The impedance of the finished enclosure shows even lower box losses (which, btw, forced me to recalculate whether the box size was now appearing too big to the woofer. It was. But rather than reduce the volume, I chose to shave a bit off the port to bring Fs back up to the target.)
When the enclosure was completed (note that no external finish was required because this box will be completely hidden from view in the room) it had an extraordinarily deep, transparent bass output that is perfect for home theater use. We, of course, tried a few of the typical tests -- the footsteps in Godzilla, the THX intro is DTS mode, etc., etc.
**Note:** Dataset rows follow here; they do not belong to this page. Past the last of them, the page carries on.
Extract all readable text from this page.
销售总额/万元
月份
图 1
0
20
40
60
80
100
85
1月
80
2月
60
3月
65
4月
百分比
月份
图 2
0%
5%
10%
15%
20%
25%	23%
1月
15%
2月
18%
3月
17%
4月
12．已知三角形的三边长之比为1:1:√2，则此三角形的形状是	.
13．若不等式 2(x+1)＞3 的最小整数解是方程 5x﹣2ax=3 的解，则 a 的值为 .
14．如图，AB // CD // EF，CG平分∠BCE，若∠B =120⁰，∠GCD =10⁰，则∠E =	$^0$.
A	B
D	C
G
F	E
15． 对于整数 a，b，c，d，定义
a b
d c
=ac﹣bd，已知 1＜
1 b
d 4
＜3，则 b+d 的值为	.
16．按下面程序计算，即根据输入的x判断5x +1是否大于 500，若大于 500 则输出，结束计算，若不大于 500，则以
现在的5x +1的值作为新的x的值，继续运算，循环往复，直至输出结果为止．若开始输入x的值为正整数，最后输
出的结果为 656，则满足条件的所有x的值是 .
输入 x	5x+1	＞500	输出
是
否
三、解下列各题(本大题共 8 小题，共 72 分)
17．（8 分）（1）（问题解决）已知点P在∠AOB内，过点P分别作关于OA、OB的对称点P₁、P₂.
But where this sub really shocked us was in the "ghost train" scene from Ghostbusters II. With our old sub, we could certainly feel/hear the train. With this sub, you felt as though you were Winston Zedemore and you had just been slimed. On the other end of the spectrum, we were equally impressed with how this driver "disappears" -- upper bass notes come across cleanly and smoothly without the "boom" that you hear from retail, mass-produced HT subs.
So, if you are debating whether to buy a retail subwoofer or build your own, there should really be no question -- get yourself a Dayton 12" dvc, the 300-800 amp, and either build an enclosure or buy this one and add a vent port (the nice folks on the PE Tech Talk board will be more than happy to help you out, as will I!)